Moritz Wyder hat einen Bachelorabschluss in Sozialer Arbeit von der ZHAW und ist seit April 2018 Geschäftsleiter von map-F. Dass die Gesetzesänderung eine Verschlechterung für die betroffenen Menschen bringen würde, sei klar gewesen, sagt er: «Der Verein sucht deshalb nach Möglichkeiten, die Lebensumstände der Betroffenen zu verbessern.» Solange keine gesetzliche Veränderung bewirkt werden könne, seien die Mitarbeitenden von map-F im Direktkontakt mit den Betroffenen meist in der Rolle der Informationsvermittler.

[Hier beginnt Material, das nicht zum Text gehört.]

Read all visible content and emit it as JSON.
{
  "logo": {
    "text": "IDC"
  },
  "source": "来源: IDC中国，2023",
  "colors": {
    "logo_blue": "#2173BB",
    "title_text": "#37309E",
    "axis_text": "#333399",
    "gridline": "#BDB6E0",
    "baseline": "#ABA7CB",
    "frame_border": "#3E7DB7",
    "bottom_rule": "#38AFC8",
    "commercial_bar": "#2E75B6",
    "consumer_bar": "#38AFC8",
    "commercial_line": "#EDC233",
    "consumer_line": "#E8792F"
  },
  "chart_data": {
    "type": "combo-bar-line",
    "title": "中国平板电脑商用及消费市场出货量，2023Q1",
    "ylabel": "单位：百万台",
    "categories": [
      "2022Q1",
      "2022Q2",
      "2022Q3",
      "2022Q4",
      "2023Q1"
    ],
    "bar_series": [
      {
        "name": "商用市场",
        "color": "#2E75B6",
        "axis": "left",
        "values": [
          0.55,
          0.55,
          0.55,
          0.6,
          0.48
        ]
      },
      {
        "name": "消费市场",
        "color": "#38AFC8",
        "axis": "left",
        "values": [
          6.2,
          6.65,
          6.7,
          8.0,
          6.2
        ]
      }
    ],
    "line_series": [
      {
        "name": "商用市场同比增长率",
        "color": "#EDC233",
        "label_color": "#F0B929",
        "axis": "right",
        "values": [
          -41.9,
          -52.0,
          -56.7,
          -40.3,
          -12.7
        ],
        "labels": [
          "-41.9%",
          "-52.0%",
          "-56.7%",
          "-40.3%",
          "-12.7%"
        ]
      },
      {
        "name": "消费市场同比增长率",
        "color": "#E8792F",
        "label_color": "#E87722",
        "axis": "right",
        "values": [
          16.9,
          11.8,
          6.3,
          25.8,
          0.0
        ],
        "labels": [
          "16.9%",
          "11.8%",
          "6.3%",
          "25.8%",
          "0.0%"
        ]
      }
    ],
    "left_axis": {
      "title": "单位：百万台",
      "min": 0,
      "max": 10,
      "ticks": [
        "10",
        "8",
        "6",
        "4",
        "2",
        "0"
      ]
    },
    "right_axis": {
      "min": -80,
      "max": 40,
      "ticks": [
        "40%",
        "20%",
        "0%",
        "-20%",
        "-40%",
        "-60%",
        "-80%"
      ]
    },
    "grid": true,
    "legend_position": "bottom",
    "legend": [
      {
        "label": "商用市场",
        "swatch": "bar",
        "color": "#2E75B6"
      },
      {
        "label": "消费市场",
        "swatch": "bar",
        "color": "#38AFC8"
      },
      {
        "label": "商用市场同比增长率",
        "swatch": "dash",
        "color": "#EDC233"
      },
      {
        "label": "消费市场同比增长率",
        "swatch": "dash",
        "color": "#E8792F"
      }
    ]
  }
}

Dies liege nicht zuletzt daran, dass die Gemeinden oft nicht klar und vollständig über die Gesetzesänderung und ihre Auswirkungen informieren würden. Die Mitarbeitenden von map-F erklären dann den Sachverhalt und dass es sich nicht um eine Bestrafung handle – auch wenn es sich so anfühlen möge. Durch den Kontakt mit map-F haben die Menschen zumindest die Möglichkeit, über ihre Situation zu sprechen und sich Gehör zu verschaffen. Und in manchen Fällen habe ein Rekurs durchaus Chancen und es könne eine Verbesserung erzielt werden, so Moritz Wyder. Doch der Verein sei bestrebt, mehr zu tun. Es sei den Mitarbeitenden von map-F darum wichtig, Einfluss auf den öffentlichen Diskurs zu nehmen. «Das Thema im Gespräch zu halten und langfristige Lösungen für ein Problem zu finden, das kurzfristig nicht gelöst werden kann», fasst Moritz Wyder die Ziele des Vereins zusammen.

Mundpropaganda und ein Netzwerk

map-F sucht den Kontakt zu Betroffenen und Organisationen. Kein einfaches Unterfangen, obschon das Angebot niederschwellig ausgelegt ist. Die Mundpropaganda funktioniert gut und die Freiwilligenorganisationen Solinetz Zürich und Freiplatzaktion, die sich ebenfalls für geflüchtete Menschen einsetzen und im zehnköpfigen Vorstand von map-F vertreten sind, dienen als Multiplikatoren. Dennoch macht sich Antje Cubela, Vorstandsmitglied von map-F und ebenfalls Absolventin des Bachelorstudiums in Sozialer Arbeit an der ZHAW, keine Illusionen: «Wir versuchen, unser Angebot niederschwellig zu halten, dennoch ist die Hürde für viele zu hoch, so ist eine Reise nach Zürich mit Kosten verbunden, die nach den Kürzungen nicht mehr zu stemmen sind.» Und auch der Austausch mit den verschiedenen Gemeinden sei nicht immer einfach. So würden einige Gemeinden kein Interesse an einer Offenlegung ihrer Praxis zeigen und sich darauf berufen, dass sie dies nicht zwingend müssen. Andere Gemeinden seien hingegen froh um Informationen und Richtlinien.

Eine Rechnung, die nicht aufgeht

Zwei Drittel des Stimmvolkes wollten eine Kürzung. «Wir müssen deren Argumente aufnehmen und versuchen, auf sie einzugehen», weiss Antje Cubela. Das Hauptargument der Kürzungsbefürworter seien die Kosten, die vorläufig Aufgenommene generieren würden. Diese müssen gesenkt werden. Antje Cubela gibt zu bedenken: «Die Kürzung der Unterstützungsgelder beraubt diese Menschen der Möglichkeit, sich zu integrieren – und das kostet mittel- und langfristig erst recht.». So haben Untersuchungen des Bundes gezeigt, dass jeder Franken, der in die Integration investiert würde, später bis zu 4 Franken einspare. Moritz Wyder fügt hinzu, dass das Finanzierungssystem problematisch sei und überdacht gehöre: «Eine engagierte Gemeinde muss mehr bezahlen», dies sei nicht zwingend. Welchen Einfluss die Integrationsagenda 2019 auf die Situation haben wird, bleibt abzuwarten. Gewiss ist, dass der Verein map-F sich auch künftig stark machen wird für die Verbesserung der Lebensbedingungen von vorläufig aufgenommenen Menschen.